TNF-alpha and other cytokines seem to play a pathogenetic role also in the joint inflammation of RA, providing a rationale for the increasing use of anti-TNF-alpha drugs in this disease. Not surprisingly, in the present study blood baseline values of TNF-alpha, sTNF-R1 and IL-1 ra were fairly high (Table 2). After the systemic gold treatment the cytokines were released to a high degree in patients with a contact allergy to gold but not in those negative at patch testing. The difference was statistically significant for TNF-alpha and IL-1 ra, not for sTNF-R1.
A pathogenetic role played by neutrophilic leukocytes in the arthritic process has earlier been suggested. However, no release of the leukocytic protein NGAL was provoked by GSTM (Table 2) which is in accordance with recent results.

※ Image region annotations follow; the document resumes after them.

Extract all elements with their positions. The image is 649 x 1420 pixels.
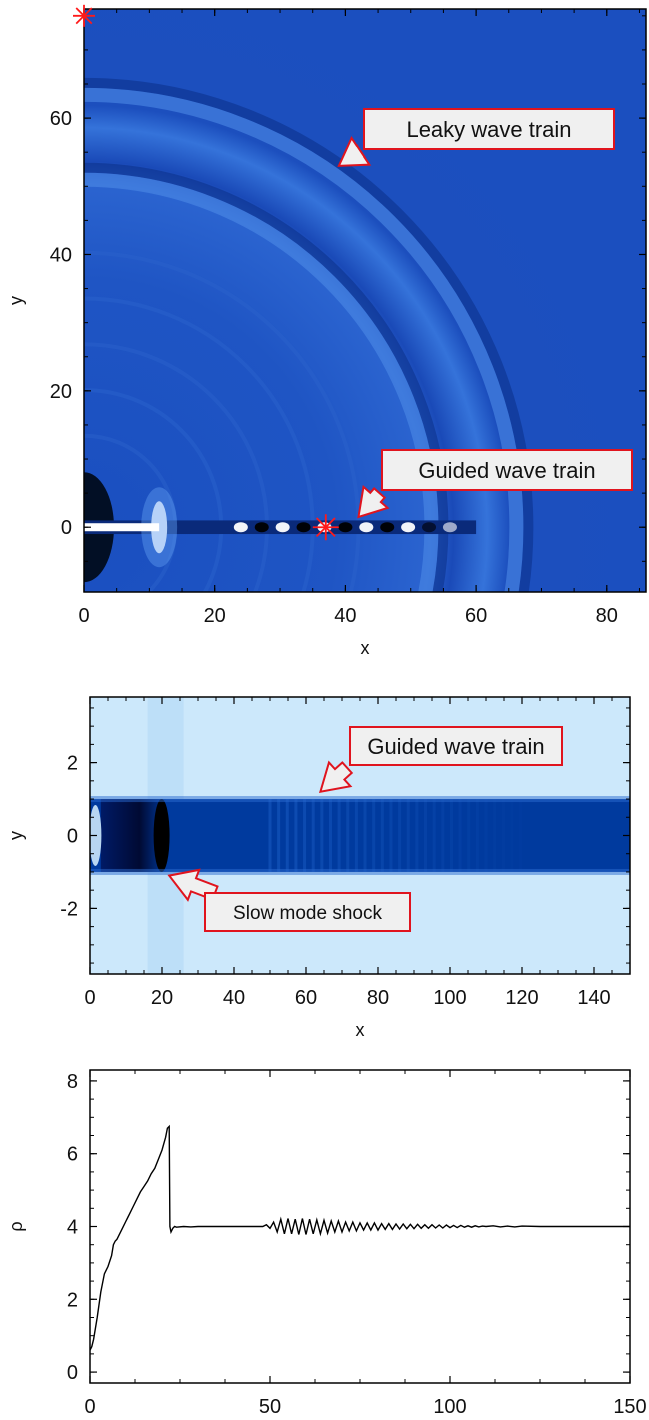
leaky-front-light: [84, 87, 524, 592]
panel1-xtick-label: 40: [334, 605, 356, 627]
guided-wave-blob: [233, 522, 248, 533]
panel3-xtick-label: 50: [259, 1396, 281, 1418]
guided-wave-blob: [275, 522, 290, 533]
panel3-ytick-label: 0: [67, 1362, 78, 1384]
panel1-ytick-label: 0: [61, 517, 72, 539]
panel3-ytick-label: 4: [67, 1217, 78, 1239]
panel2-xtick-label: 40: [223, 987, 245, 1009]
guide-core-bright: [84, 523, 160, 532]
guided-wave-blob: [422, 522, 437, 533]
panel1-axes: 0 20 40 60 80 0 20 40 60 x y: [6, 9, 646, 658]
panel1-waveguide: [84, 487, 477, 568]
panel3-ytick-label: 6: [67, 1144, 78, 1166]
panel-bottom-line: 05010015002468xρ: [6, 1069, 647, 1418]
guided-wave-blob: [338, 522, 353, 533]
shock-front: [153, 799, 170, 872]
panel2-xtick-label: 80: [367, 987, 389, 1009]
leaky-front-dark: [84, 77, 534, 592]
marker-origin-top: [75, 7, 93, 25]
callout-leaky-label: Leaky wave train: [406, 117, 571, 142]
panel2-annotations: Guided wave train Slow mode shock: [167, 726, 563, 932]
panel2-axes: 0 20 40 60 80 100 120 140 -2 0 2 x y: [6, 697, 631, 1040]
panel-top-heatmap: 0 20 40 60 80 0 20 40 60 x y Leaky wave train Guide…: [6, 4, 647, 658]
panel-middle-heatmap: 0 20 40 60 80 100 120 140 -2 0 2 x y Guided wave tra…: [6, 696, 631, 1040]
panel1-ytick-label: 40: [50, 244, 72, 266]
guided-wave-blob: [401, 522, 416, 533]
callout-guided-mid-arrow: [318, 760, 354, 794]
panel1-ytick-label: 20: [50, 381, 72, 403]
panel2-slab: [90, 697, 630, 974]
panel1-annotations: Leaky wave train Guided wave train: [337, 108, 633, 519]
panel1-ylabel: y: [6, 296, 26, 305]
panel1-xtick-label: 80: [596, 605, 618, 627]
panel1-markers: [73, 4, 339, 541]
callout-leaky-arrow: [337, 136, 372, 167]
panel1-xlabel: x: [361, 638, 370, 658]
callout-shock-box: [204, 892, 411, 932]
panel2-xtick-label: 100: [433, 987, 466, 1009]
panel3-xtick-label: 150: [613, 1396, 646, 1418]
panel2-ylabel: y: [6, 831, 26, 840]
callout-shock-label: Slow mode shock: [233, 903, 382, 924]
panel3-ylabel: ρ: [6, 1221, 26, 1231]
guided-wave-blob: [442, 522, 457, 533]
callout-guided-mid-box: [349, 726, 563, 766]
panel1-xtick-label: 60: [465, 605, 487, 627]
panel2-xtick-label: 20: [151, 987, 173, 1009]
panel3-ytick-label: 8: [67, 1071, 78, 1093]
panel2-xtick-label: 0: [84, 987, 95, 1009]
callout-guided-top-box: [381, 449, 633, 491]
guided-wave-blob: [359, 522, 374, 533]
marker-guided: [315, 517, 336, 538]
callout-leaky-box: [363, 108, 615, 150]
panel2-xtick-label: 60: [295, 987, 317, 1009]
guided-wave-blob: [296, 522, 311, 533]
panel1-ytick-label: 60: [50, 108, 72, 130]
panel3-xtick-label: 0: [84, 1396, 95, 1418]
callout-guided-top-label: Guided wave train: [418, 458, 595, 483]
panel2-xtick-label: 120: [505, 987, 538, 1009]
panel3-ytick-label: 2: [67, 1289, 78, 1311]
shock-flare: [151, 501, 168, 554]
panel3-axes: 05010015002468xρ: [6, 1070, 647, 1418]
waveguide-slab: [90, 799, 630, 872]
callout-guided-mid-label: Guided wave train: [367, 734, 544, 759]
panel1-frame: [83, 8, 647, 593]
panel1-xtick-label: 0: [78, 605, 89, 627]
guided-wave-blob: [380, 522, 395, 533]
panel2-ytick-label: 0: [67, 826, 78, 848]
panel2-ytick-label: -2: [60, 898, 78, 920]
slab-edge-bottom: [90, 868, 630, 875]
slab-edge-top: [90, 796, 630, 803]
shock-glow: [141, 487, 178, 568]
guided-wave-blob: [254, 522, 269, 533]
callout-guided-top-arrow: [357, 484, 390, 519]
panel2-xtick-label: 140: [577, 987, 610, 1009]
density-line: [90, 1124, 630, 1351]
panel2-xlabel: x: [356, 1020, 365, 1040]
panel3-xtick-label: 100: [433, 1396, 466, 1418]
panel2-ytick-label: 2: [67, 753, 78, 775]
panel1-xtick-label: 20: [204, 605, 226, 627]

The cytokine release was thus demonstrated also in patients given the very low starting dose of 5 mg GSTM. In other words: the biochemical reaction is evident in the absence of clinical side effects. Interestingly, patients with eczematous disease and gold allergy in many cases experience acute influenza-like symptoms with fever as well as muscle and joint aches when given even a small GSTM injection. The absence of such side-effects in the present study might be due to the antipyretic drugs taken by the patients.
In the present study, RA patients with a contact allergy to gold were given a starting dose of GSTM reduced to 5 mg while the gold-negative patients obtained the regular starting dose of 10 mg. Only one of the 19 patients had an acute reaction with malaise and a rash and she was one of the 4 gold-positive patients. In our previous work two gold-positive RA patients were given 5 mg GSTM without problems. Thus, we have given 6 such patients a test dose of 5 mg GSTM without acute side-effects in 5 of them. We conclude that 10 mg GSTM is without risk in a gold-negative patient while 5 mg may be a recommended starting dose for a gold-positive patient, thereby avoiding acute allergic reactions in most cases.